The album"s point of view-- if you could hotline it that-- feels awkward and out of date. Whether you take a line lượt thích "Money is the reason we exist/ Everybody knows that it"s a fact/ Kiss kiss" with a 10-carat grain of salt is up to lớn you, but even as a jab at the chihuahua-in-Paris-Hilton"s-handbag lifestyle, it feels limp and pointless (unlike, say, Lily Allen"s mock-vapid but slyly observant 2008 single "The Fear"). Still, the dollar signs in its eyes aren"t an inherent strike against Born khổng lồ Die: Even in the wake of an international debt crisis and the Occupy movement, it was hard not khổng lồ fall for Watch the Throne. But that"s because Jay and Kanye made escapist fantasy sound so fun. Del Rey"s gem-encrusted dreamworld, meanwhile, relies on clichés ("God you"re so handsome/ Take me lớn the Hamptons") rather than specific evocations. It"s a fantasy world that makes you long for reality.

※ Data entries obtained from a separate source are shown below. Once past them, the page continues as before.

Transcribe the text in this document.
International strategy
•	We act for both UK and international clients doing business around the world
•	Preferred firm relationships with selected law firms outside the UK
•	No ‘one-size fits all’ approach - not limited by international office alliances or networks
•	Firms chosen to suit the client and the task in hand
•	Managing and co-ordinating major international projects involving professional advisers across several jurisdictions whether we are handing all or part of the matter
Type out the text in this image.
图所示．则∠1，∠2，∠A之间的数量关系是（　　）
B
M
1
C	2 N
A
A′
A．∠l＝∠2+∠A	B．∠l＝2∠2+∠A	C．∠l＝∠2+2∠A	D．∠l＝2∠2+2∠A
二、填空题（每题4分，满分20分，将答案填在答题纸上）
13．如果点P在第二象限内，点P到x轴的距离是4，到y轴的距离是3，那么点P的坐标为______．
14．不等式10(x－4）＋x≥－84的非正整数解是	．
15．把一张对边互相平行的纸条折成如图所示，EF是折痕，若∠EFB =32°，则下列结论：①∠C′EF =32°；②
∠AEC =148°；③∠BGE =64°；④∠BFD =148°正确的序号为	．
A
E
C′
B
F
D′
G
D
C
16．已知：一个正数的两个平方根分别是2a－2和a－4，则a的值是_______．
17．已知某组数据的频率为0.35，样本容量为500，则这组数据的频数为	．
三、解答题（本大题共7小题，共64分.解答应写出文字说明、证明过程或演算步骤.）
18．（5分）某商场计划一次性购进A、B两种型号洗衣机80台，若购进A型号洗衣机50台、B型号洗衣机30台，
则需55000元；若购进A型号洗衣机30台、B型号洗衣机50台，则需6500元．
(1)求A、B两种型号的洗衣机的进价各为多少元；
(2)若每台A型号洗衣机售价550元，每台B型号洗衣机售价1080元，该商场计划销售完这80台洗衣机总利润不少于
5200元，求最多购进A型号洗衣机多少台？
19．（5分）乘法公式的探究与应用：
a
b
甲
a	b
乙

And speaking of fantasy: The conversation surrounding Lana Del Rey has underscored some seriously depressing truths about sexism in music. She was subjected to the kind of intense scrutiny-- about her backstory và especially her appearance-- that"s generally reserved for women only. But the sexual politics of Born lớn Die are troubling too: You"d be hard pressed khổng lồ find any tuy vậy on which Del Rey reveals an interiority or figures herself as anything more complex than an ice-cream-cone-licking object of male desire (a line in "Blue Jeans", "I will love you till the kết thúc of time/ I would wait a million years," sums up about 65% of the album"s lyrical content). Even when Del Rey offers something that could be read as a critique ("This is what makes us girls/ We don"t stick together "cause we put our love first"), she asks that we make no effort khổng lồ change, escape, or transcend the way things are ("Don"t cry about it/ Don"t cry about it.") In terms of its America-sized grandeur and its fixation with the emptiness of dreams, Born lớn Die attempts to serve as Del Rey"s own beautiful, dark, twisted fantasy, but there"s no spark & nothing at stake.

The critic Ellen Willis once wrote of Bette Midler: "Blatant artifice can, in the right circumstances, be poignantly honest, và she expresses the tension between image và inner self that all of us-- but especially women-- experience." But Born to lớn Die never allows tension or complexity into the mix, và its take on female sexuality ends up feeling thoroughly tame. For all of its coos about love and devotion, it"s the album equivalent of a faked orgasm-- a collection of torch songs with no fire.